Cancer Metastasis Rev. 2012 Jun;31(1-2):235-46. doi: 10.1007/s10555-011-9343-7.
Our understanding of the role of lymph nodes (LN) in the metastasization process (MET) is marginal. Positive LNs (pLN) are the most important prognostic factor and lymph node dissection (LND) is still standard practice in primary treatment. However, up to now, there is almost no evidence that elective LND has a survival benefit. Based on many clinical and experimental findings, we propose that tumor foci in regional LN are incapable of metastasization and can therefore not infiltrate further LN and organs. Available data demonstrate a very early infiltration of MET capable tumor cells from the primary tumor into regional LN, and thereafter an increased probability of subsequent LN infiltrations. Disparate growth rates of the first versus subsequent infiltrating tumors as well as the asymptotic growth and prognosis of large tumor foci in LN explain many clinical observations for solid tumors. The consequence of the hypothesis "pLN do not metastasize" would impact clinical treatment and research and contribute to understanding the mounting evidence against LND.

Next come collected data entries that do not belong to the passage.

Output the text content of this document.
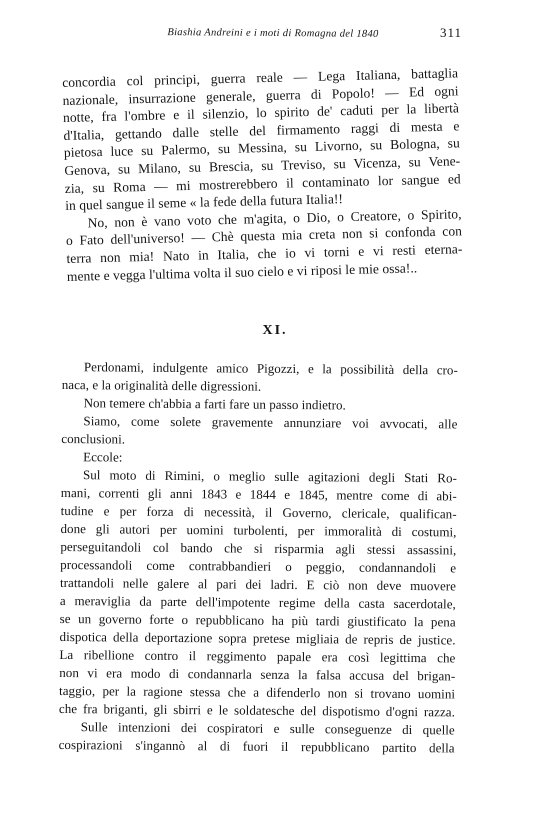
Biashia Andreini e i moti di Romagna del 1840	311
concordia col principi, guerra reale — Lega Italiana, battaglia
nazionale, insurrazione generale, guerra di Popolo! — Ed ogni
notte, fra l'ombre e il silenzio, lo spirito de' caduti per la libertà
d'Italia, gettando dalle stelle del firmamento raggi di mesta e
pietosa luce su Palermo, su Messina, su Livorno, su Bologna, su
Genova, su Milano, su Brescia, su Treviso, su Vicenza, su Vene-
zia, su Roma — mi mostrerebbero il contaminato lor sangue ed
in quel sangue il seme « la fede della futura Italia!!
No, non è vano voto che m'agita, o Dio, o Creatore, o Spirito,
o Fato dell'universo! — Chè questa mia creta non si confonda con
terra non mia! Nato in Italia, che io vi torni e vi resti eterna-
mente e vegga l'ultima volta il suo cielo e vi riposi le mie ossa!..
XI.
Perdonami, indulgente amico Pigozzi, e la possibilità della cro-
naca, e la originalità delle digressioni.
Non temere ch'abbia a farti fare un passo indietro.
Siamo, come solete gravemente annunziare voi avvocati, alle
conclusioni.
Eccole:
Sul moto di Rimini, o meglio sulle agitazioni degli Stati Ro-
mani, correnti gli anni 1843 e 1844 e 1845, mentre come di abi-
tudine e per forza di necessità, il Governo, clericale, qualifican-
done gli autori per uomini turbolenti, per immoralità di costumi,
perseguitandoli col bando che si risparmia agli stessi assassini,
processandoli come contrabbandieri o peggio, condannandoli e
trattandoli nelle galere al pari dei ladri. E ciò non deve muovere
a meraviglia da parte dell'impotente regime della casta sacerdotale,
se un governo forte o repubblicano ha più tardi giustificato la pena
dispotica della deportazione sopra pretese migliaia de repris de justice.
La ribellione contro il reggimento papale era così legittima che
non vi era modo di condannarla senza la falsa accusa del brigan-
taggio, per la ragione stessa che a difenderlo non si trovano uomini
che fra briganti, gli sbirri e le soldatesche del dispotismo d'ogni razza.
Sulle intenzioni dei cospiratori e sulle conseguenze di quelle
cospirazioni s'ingannò al di fuori il repubblicano partito della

我们对淋巴结(LN)在转移过程(MET)中的作用的理解是有限的。阳性淋巴结(pLN)是最重要的预后因素,淋巴结清扫(LND)在原发性治疗中仍然是标准做法。然而,到目前为止,几乎没有证据表明选择性 LND 具有生存获益。基于许多临床和实验发现,我们提出局部淋巴结中的肿瘤灶不能转移,因此不能进一步浸润淋巴结和器官。现有数据表明,MET 有能力的肿瘤细胞从原发性肿瘤非常早期就浸润到区域性 LN,此后随后 LN 浸润的概率增加。原发肿瘤与后续浸润肿瘤的生长速度不同,以及 LN 中大肿瘤灶的渐近生长和预后解释了许多实体瘤的临床观察。“pLN 不转移”这一假设的结果将影响临床治疗和研究,并有助于理解越来越多的证据反对 LND。